Der BGH stellte klar: Wenn das bewertete Unternehmen rügt, einer Bewertung liege kein Gästekontakt zugrunde, kann dies grundsätzlich Prüfpflichten des Portals auslösen.
Der Hotelier muss gegenüber dem Portal nicht automatisch detailliert erklären, warum der unbekannte Rezensent kein Gast gewesen sein könne. Bei anonymen Bewertungen wäre das oft unmöglich. Das Portal muss vielmehr prüfen und kann vom Bewerter Nachweise oder Informationen zum tatsächlichen Aufenthalt verlangen.

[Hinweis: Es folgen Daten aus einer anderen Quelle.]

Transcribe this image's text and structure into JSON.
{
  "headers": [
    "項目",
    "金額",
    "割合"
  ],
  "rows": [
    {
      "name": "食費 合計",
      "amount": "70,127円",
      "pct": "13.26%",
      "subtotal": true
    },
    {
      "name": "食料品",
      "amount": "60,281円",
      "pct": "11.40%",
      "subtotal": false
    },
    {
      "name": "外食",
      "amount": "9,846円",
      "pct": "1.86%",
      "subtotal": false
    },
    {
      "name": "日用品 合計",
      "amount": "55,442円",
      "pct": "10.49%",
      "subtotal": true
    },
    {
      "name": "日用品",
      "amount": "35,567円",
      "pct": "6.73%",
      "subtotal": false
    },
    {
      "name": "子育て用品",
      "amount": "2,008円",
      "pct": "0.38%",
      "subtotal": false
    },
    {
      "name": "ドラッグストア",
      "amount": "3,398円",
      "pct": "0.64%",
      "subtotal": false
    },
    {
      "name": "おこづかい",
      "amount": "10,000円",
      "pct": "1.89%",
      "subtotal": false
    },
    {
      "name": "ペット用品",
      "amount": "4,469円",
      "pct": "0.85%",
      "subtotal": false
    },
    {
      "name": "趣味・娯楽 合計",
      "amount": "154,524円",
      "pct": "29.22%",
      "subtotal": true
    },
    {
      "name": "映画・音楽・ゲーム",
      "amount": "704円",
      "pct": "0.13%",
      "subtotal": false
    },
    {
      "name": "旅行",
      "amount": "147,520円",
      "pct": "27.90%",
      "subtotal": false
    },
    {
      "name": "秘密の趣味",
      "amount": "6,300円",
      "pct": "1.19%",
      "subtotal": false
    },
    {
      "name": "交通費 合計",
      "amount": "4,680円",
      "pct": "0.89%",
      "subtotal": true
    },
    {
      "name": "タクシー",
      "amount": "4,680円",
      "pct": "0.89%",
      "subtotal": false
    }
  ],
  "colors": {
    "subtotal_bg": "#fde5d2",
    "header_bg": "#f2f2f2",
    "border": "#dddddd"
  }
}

Eine Ausnahme kann bestehen, wenn sich aus der Bewertung ohne Weiteres ergibt, wer der Gast war und der Aufenthalt für das Hotel eindeutig nachvollziehbar ist.
Für Hoteliers ist dieses Urteil ein wichtiger Hebel – aber kein Freibrief. Wer weiß, dass ein Gast tatsächlich im Haus war, sollte nicht wahrheitswidrig einen fehlenden Aufenthalt behaupten.
Ein Profil behauptet beispielsweise, das Zimmer sei schmutzig gewesen, obwohl der Name keinem Aufenthalt, keiner Buchung und keiner sonstigen Interaktion zugeordnet werden kann. Das kann eine Prüfung rechtfertigen.
„Bettwanzen im gesamten Hotel“, „Schimmel in allen Zimmern“ oder „das Gesundheitsamt hat geschlossen“ sind konkrete Tatsachenbehauptungen. Sind sie falsch, können sie erheblich rufschädigend sein.
Behauptet ein Gast, das Hotel habe ohne Grund mehrere hundert Euro abgebucht, obwohl die Belastung nachweislich nie erfolgte oder auf klar dokumentierten Leistungen beruhte, ist eine genaue Prüfung sinnvoll.
Google verbietet bestimmte interessengeleitete und manipulierte Bewertungen. Dazu können Rezensionen von Wettbewerbern oder Personen mit beruflichen Verbindungen gehören.
„Upgrade oder ich gebe euch einen Stern“ ist etwas anderes als normale Kritik. Solche Fälle sollten mit Nachrichten, Chatverläufen und Buchungsdaten dokumentiert werden.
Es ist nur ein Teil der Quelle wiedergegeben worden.